The track's electronic production, '80s-inspired beats and xylophones allow her to fully demonstrate her impressive vocal range as she turns the tables on someone who wronged and/or betrayed her: "Everybody knows about what you do/ Everybody saw and sold the truth/ I was young and gullible/ But baby I grew/ Now the whole world's watching you". The song's narrative (a feminist David-vs-Goliath reckoning following a soured May-December relationship) comes across as being remarkably attuned to the present post-Weinstein reckoning of sexual abusers in various industries being brought to justice.

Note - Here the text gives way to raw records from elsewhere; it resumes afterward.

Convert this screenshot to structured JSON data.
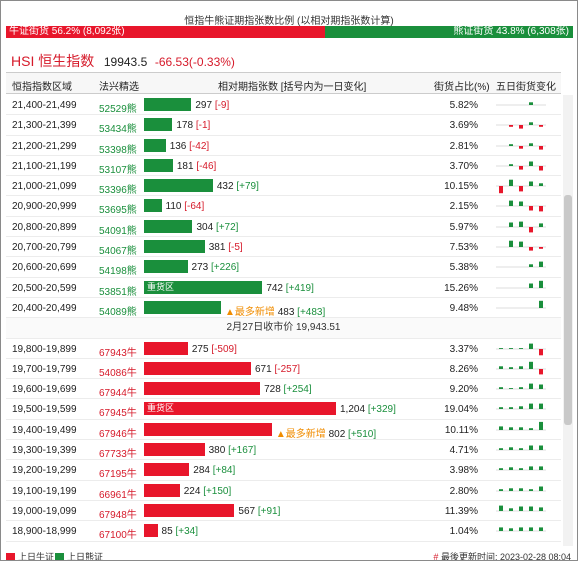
{
  "title": "恒指牛熊证期指张数比例 (以相对期指张数计算)",
  "ratio": {
    "bull_label": "牛证街货 56.2% (8,092张)",
    "bull_pct": 56.2,
    "bear_label": "熊证街货 43.8% (6,308张)",
    "bear_pct": 43.8
  },
  "index": {
    "name": "HSI 恒生指数",
    "price": "19943.5",
    "change": "-66.53(-0.33%)"
  },
  "headers": {
    "range": "恒指指数区域",
    "code": "法兴精选",
    "relative": "相对期指张数 [括号内为一日变化]",
    "share": "街货占比(%)",
    "five_day": "五日街货变化"
  },
  "bear_rows": [
    {
      "range": "21,400-21,499",
      "code": "52529熊",
      "value": "297",
      "delta": "[-9]",
      "pct": "5.82%",
      "qty": 297,
      "spark": [
        0,
        0,
        0,
        0.3,
        0
      ]
    },
    {
      "range": "21,300-21,399",
      "code": "53434熊",
      "value": "178",
      "delta": "[-1]",
      "pct": "3.69%",
      "qty": 178,
      "spark": [
        0,
        -0.2,
        -0.4,
        0.3,
        -0.2
      ]
    },
    {
      "range": "21,200-21,299",
      "code": "53398熊",
      "value": "136",
      "delta": "[-42]",
      "pct": "2.81%",
      "qty": 136,
      "spark": [
        0,
        0.2,
        -0.3,
        0.3,
        -0.4
      ]
    },
    {
      "range": "21,100-21,199",
      "code": "53107熊",
      "value": "181",
      "delta": "[-46]",
      "pct": "3.70%",
      "qty": 181,
      "spark": [
        0,
        0.2,
        -0.4,
        0.5,
        -0.5
      ]
    },
    {
      "range": "21,000-21,099",
      "code": "53396熊",
      "value": "432",
      "delta": "[+79]",
      "pct": "10.15%",
      "qty": 432,
      "spark": [
        -0.8,
        0.7,
        -0.6,
        0.5,
        0.3
      ]
    },
    {
      "range": "20,900-20,999",
      "code": "53695熊",
      "value": "110",
      "delta": "[-64]",
      "pct": "2.15%",
      "qty": 110,
      "spark": [
        0,
        0.6,
        0.5,
        -0.5,
        -0.6
      ]
    },
    {
      "range": "20,800-20,899",
      "code": "54091熊",
      "value": "304",
      "delta": "[+72]",
      "pct": "5.97%",
      "qty": 304,
      "spark": [
        0,
        0.5,
        0.6,
        -0.6,
        0.4
      ]
    },
    {
      "range": "20,700-20,799",
      "code": "54067熊",
      "value": "381",
      "delta": "[-5]",
      "pct": "7.53%",
      "qty": 381,
      "spark": [
        0,
        0.7,
        0.6,
        -0.4,
        -0.2
      ]
    },
    {
      "range": "20,600-20,699",
      "code": "54198熊",
      "value": "273",
      "delta": "[+226]",
      "pct": "5.38%",
      "qty": 273,
      "spark": [
        0,
        0,
        0,
        0.3,
        0.6
      ]
    },
    {
      "range": "20,500-20,599",
      "code": "53851熊",
      "value": "742",
      "delta": "[+419]",
      "pct": "15.26%",
      "qty": 742,
      "tag": "重货区",
      "spark": [
        0,
        0,
        0,
        0.5,
        0.8
      ]
    },
    {
      "range": "20,400-20,499",
      "code": "54089熊",
      "value": "483",
      "delta": "[+483]",
      "pct": "9.48%",
      "qty": 483,
      "star": "▲最多新增",
      "spark": [
        0,
        0,
        0,
        0,
        0.8
      ]
    }
  ],
  "separator": "2月27日收市价 19,943.51",
  "bull_rows": [
    {
      "range": "19,800-19,899",
      "code": "67943牛",
      "value": "275",
      "delta": "[-509]",
      "pct": "3.37%",
      "qty": 275,
      "spark": [
        0.1,
        0.1,
        0.1,
        0.6,
        -0.7
      ]
    },
    {
      "range": "19,700-19,799",
      "code": "54086牛",
      "value": "671",
      "delta": "[-257]",
      "pct": "8.26%",
      "qty": 671,
      "spark": [
        0.3,
        0.2,
        0.3,
        0.8,
        -0.6
      ]
    },
    {
      "range": "19,600-19,699",
      "code": "67944牛",
      "value": "728",
      "delta": "[+254]",
      "pct": "9.20%",
      "qty": 728,
      "spark": [
        0.2,
        0.1,
        0.2,
        0.6,
        0.5
      ]
    },
    {
      "range": "19,500-19,599",
      "code": "67945牛",
      "value": "1,204",
      "delta": "[+329]",
      "pct": "19.04%",
      "qty": 1204,
      "tag": "重货区",
      "spark": [
        0.2,
        0.2,
        0.3,
        0.6,
        0.6
      ]
    },
    {
      "range": "19,400-19,499",
      "code": "67946牛",
      "value": "802",
      "delta": "[+510]",
      "pct": "10.11%",
      "qty": 802,
      "star": "▲最多新增",
      "spark": [
        0.4,
        0.3,
        0.3,
        0.2,
        0.9
      ]
    },
    {
      "range": "19,300-19,399",
      "code": "67733牛",
      "value": "380",
      "delta": "[+167]",
      "pct": "4.71%",
      "qty": 380,
      "spark": [
        0.2,
        0.3,
        0.2,
        0.5,
        0.5
      ]
    },
    {
      "range": "19,200-19,299",
      "code": "67195牛",
      "value": "284",
      "delta": "[+84]",
      "pct": "3.98%",
      "qty": 284,
      "spark": [
        0.2,
        0.3,
        0.2,
        0.4,
        0.4
      ]
    },
    {
      "range": "19,100-19,199",
      "code": "66961牛",
      "value": "224",
      "delta": "[+150]",
      "pct": "2.80%",
      "qty": 224,
      "spark": [
        0.2,
        0.3,
        0.3,
        0.2,
        0.5
      ]
    },
    {
      "range": "19,000-19,099",
      "code": "67948牛",
      "value": "567",
      "delta": "[+91]",
      "pct": "11.39%",
      "qty": 567,
      "spark": [
        0.6,
        0.3,
        0.5,
        0.5,
        0.4
      ]
    },
    {
      "range": "18,900-18,999",
      "code": "67100牛",
      "value": "85",
      "delta": "[+34]",
      "pct": "1.04%",
      "qty": 85,
      "spark": [
        0.4,
        0.3,
        0.4,
        0.4,
        0.4
      ]
    }
  ],
  "legend": {
    "prev_bull": "上日牛证",
    "prev_bear": "上日熊证"
  },
  "updated": {
    "hash": "#",
    "text": "最後更新时间: 2023-02-28 08:04"
  },
  "colors": {
    "bull": "#e8162b",
    "bear": "#1a8f3c"
  }
}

This is not a coincidence. Kimbra recently confirmed, via an open letter on Tumblr addressed to the infamous producer himself, that the track's telling references ('Money moans calls you home/ Vacant eyes they won't tell a soul') were inspired by instances in her past where she “felt reduced and disrespected by the actions of men who had more influence, power and ability to steer a situation in the direction of their benefit”. While clearly more confrontational than ever before, the track’s production comes across as being too exuberant, too pristine and too liberatory to mirror the darkness she hints at in her verses. The emotions of shame, humiliation, anger and desperation recede altogether in a kind of sonic amnesia, which mainly foregrounds a celebration of the moment of justice.

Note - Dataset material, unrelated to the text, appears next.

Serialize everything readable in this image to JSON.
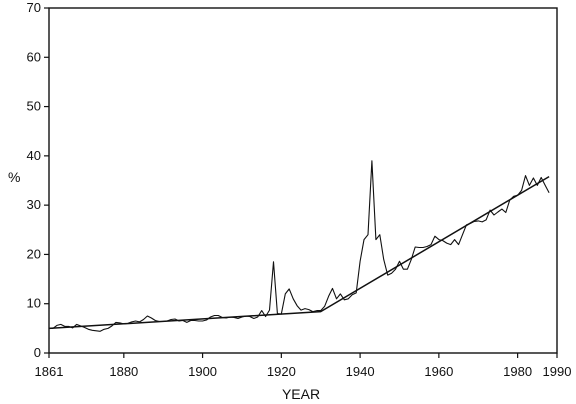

The reworked track by Norwegian duo Apothek thankfully made way for a fuller sense of foreboding, ominousness and trauma to emerge. Kimbra herself was surprised by how it cast the song in an entirely new light: “It evoked new depth in the lyrics and had this hypnotizing patience to it with a quiet kind of violence and also a soft, strange intimacy”. The buoyancy of the earlier version has been punctured by telling stretches of silence, with warped acoustic sounds that evoke the psychological trauma implied by verses like ‘Hands to the bone, hands to the heart/ bodies alone, they hide in the dark/ But is it a fight worth fighting? Oh, oh, oh, oh, oh, oh’. The sense of victory is still faintly present, albeit far less immediate and certain as before. The second music video, produced via a collaboration with Safe Horizon, creates a realistic picture of domestic violence (reminiscent of Alt-J’s “Breezeblocks”, but with a more optimistic ending) that fleshes out their grittier interpretation of the track.